At the end of 2007, the field of stem cell research is experiencing rapid evolution. A series of important scientific discoveries may help to ease one of the biggest obstacles it faces: the ethical and political controversy surrounding the need to destroy human embryos in order to obtain human embryonic stem cells (hESCs). The latest significant advance, announced in November, involved ways to turn mature human skin cells into cells that behave like hESCs, in the hopes that these cells could be a viable alternative source of hESCs. While these discoveries will take years to sort out and transform into effective medicines, the field’s rapid progress is already increasing researchers’ demand for cutting-edge life sciences tools.
At the same time, more money is flowing into the field. Tallying R&D spending on stem cell research is tough, because it’s such a fragmented, complex niche, bogged down by government restrictions. Governments are the biggest source of funding, but since 2001, the U.S. federal government, which has the world’s largest R&D budget, has forbidden use of its money on hESC research, with the exception of a few specified cell lines.
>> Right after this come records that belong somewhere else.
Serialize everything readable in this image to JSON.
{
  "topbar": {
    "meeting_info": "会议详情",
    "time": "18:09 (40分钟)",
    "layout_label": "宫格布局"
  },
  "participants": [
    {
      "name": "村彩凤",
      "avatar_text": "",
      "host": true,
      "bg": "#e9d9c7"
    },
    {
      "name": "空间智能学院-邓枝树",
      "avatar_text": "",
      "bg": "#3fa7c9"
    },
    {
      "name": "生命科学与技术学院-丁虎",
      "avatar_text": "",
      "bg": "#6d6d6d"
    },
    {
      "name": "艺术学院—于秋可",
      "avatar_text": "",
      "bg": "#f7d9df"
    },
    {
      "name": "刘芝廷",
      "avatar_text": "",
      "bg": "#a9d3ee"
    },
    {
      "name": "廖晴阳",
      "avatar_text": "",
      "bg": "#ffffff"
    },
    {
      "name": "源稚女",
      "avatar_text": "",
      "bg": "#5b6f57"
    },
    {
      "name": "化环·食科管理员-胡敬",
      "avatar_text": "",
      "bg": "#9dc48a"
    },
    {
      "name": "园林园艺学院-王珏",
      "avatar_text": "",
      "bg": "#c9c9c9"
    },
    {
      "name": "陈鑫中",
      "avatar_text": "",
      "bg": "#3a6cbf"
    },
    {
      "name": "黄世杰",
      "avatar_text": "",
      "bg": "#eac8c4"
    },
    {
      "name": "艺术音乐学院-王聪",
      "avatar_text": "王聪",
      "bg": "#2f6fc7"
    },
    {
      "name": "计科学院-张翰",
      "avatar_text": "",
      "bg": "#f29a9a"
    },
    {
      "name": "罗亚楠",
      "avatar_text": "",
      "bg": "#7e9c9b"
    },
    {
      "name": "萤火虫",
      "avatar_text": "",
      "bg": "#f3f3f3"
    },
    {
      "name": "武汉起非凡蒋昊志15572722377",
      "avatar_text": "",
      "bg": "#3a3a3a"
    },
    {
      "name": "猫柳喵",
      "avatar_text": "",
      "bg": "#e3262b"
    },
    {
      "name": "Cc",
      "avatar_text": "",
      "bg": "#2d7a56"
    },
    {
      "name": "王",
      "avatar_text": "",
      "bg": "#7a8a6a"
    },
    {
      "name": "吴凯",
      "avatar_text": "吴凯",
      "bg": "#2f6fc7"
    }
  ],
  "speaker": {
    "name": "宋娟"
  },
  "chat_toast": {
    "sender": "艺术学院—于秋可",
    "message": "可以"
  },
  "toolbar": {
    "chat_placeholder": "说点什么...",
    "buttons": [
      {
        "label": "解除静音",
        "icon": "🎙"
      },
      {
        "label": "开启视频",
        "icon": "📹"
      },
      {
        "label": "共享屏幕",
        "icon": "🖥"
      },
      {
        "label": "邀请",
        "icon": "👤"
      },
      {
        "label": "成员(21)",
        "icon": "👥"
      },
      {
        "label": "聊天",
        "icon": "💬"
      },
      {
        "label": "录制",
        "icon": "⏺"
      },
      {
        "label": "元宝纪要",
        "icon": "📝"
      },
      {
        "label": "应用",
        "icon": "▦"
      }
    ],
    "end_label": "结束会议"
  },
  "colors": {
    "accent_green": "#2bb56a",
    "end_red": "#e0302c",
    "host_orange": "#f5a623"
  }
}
The National Institutes of Health, however, allocates about $600 million a year for animal and human stem cell research. And while the government prohibition had a temporary negative impact in the United States, alternative sources of funding–state governments and private donors–are emerging, which in turn is spurring a boom in supportive tools. California has the largest and most established program: it is setting aside $3 billion over 10 years to fund hESC research–and other states are organizing similar, albeit smaller, efforts. In addition, in September 2007, the federal government said it would fund research on ways of obtaining hESC cells that don’t destroy embryos.
Stem cells are of great interest to scientists because they are plentiful, unspecialized, and can be programmed to grow into many kinds of specialized cells. Human stem cells come from several sources, including organ tissues, umbilical cords, and, even amniotic fluid. Of all stem cells, hESCs are by far the most versatile because they are the only kind that can grow into any human cell type. However, hESCs are the most controversial because the process of creating them destroys human embryos. Adult and umbilical cord stem cells, which are also being studied, are easier to obtain and not the target of political and ethical battles, but they are more limited in what they can do.